In 2000, he released his third album of Ouchen weydhi,''the wolf and the dog.'' Oul Lahlou maintains its course of libertarian singer returning with humor, sarcasm and tenderness on the subject that he feels most at heart: freedom. The verb direct corrosive, heart on edge, he sang the popular reality made futile quest and bitterness. He wears his song by all the frustrations of the oppressed, the cries of those without words, the roof of the homeless, the wages of the unemployed and the look of hopeless. It is the voice of the excluded and oppressed who refuse to abdicate.

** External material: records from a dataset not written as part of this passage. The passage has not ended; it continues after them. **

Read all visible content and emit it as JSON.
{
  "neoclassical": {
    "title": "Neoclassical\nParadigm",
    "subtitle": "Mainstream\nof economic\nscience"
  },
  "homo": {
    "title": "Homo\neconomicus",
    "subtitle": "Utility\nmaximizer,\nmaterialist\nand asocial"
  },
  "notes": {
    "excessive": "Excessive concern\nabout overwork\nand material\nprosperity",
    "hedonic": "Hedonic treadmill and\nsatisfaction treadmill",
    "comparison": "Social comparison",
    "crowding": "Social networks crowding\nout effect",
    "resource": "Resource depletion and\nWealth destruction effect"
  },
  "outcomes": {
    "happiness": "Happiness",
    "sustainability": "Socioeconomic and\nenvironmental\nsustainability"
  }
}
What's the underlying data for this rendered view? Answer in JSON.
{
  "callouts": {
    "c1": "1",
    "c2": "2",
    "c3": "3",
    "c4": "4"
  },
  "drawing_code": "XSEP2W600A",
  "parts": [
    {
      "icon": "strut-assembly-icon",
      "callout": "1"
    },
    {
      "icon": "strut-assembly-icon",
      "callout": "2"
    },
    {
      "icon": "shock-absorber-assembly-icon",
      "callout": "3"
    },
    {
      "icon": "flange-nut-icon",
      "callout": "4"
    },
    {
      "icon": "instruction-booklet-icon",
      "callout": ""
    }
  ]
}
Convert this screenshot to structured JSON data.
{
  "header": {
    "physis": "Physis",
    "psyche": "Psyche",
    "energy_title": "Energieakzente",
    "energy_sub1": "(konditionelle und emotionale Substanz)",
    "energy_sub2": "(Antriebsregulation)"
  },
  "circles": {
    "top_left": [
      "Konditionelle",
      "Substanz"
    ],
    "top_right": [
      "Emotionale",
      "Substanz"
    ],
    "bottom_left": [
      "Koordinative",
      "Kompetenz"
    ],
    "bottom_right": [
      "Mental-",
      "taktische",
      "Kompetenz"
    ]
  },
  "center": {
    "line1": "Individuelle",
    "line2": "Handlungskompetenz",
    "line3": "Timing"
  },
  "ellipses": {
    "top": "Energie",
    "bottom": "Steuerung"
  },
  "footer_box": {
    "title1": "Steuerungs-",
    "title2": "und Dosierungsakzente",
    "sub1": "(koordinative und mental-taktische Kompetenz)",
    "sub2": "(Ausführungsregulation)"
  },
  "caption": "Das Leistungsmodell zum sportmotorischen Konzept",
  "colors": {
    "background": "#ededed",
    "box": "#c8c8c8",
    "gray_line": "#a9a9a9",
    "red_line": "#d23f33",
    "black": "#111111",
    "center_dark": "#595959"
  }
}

In 2001, her fourth album Assassin Power, which comes just months after the outbreak of the tragic events of Black Spring of Kabylia, is a bombshell. Assassin power literally pulls in record stores and the title immediately became the anthem that the whole region again during public events which draw thousands of marchers. But this does not mean that the success he is gone to his head. It has a popularity despite rising crescendo, remain extremely modest and accessible. It is true that his career remains to be done did not give up this capital for a name. For the rest, he still lives in a family attic walls faded by time and his old mother who is buckling under the weight of years despair to see him leave his hippie habits for a lifetime wiser and more settled.

In 2002, he produced fifth album, Ulac Smah ulac (No Excuse) to pay tribute to the many young Kabyle martyrs killed by the bullets of policemen. He also paid tribute to the passage in protest singer Ferhat, his spiritual father of all time.

Now, new horizons open to him: it occurs in France on the Paris scene by hosting a first gala at La Cigale in September 2003. It was a real triumph.

2005, release of the album''Azul al Paris''(Hello Paris). An album of 12 tracks with a very noticeable inspiration to French singers such as text Brassens, Renaud and Moustaki he adapts metic in Kabyle.

early 2006, he released his seventh album, "N Arraw Tlell" (Children of Freedom), in which he makes a very nice tribute to the famous singer Taos Amrouche through a song called Marguerite soberly. A folk ballad served by a beautiful melody with a local musical preparing very acoustic arpeggios, guitar for accompaniment, flute, bass and a warm voice and serious Oulahlou.

During spring 2006, to commemorate Berber Spring, will occur in several French cities: Paris, Bobigny, Saint Etienne, Marseille before returning to his native Kabylia.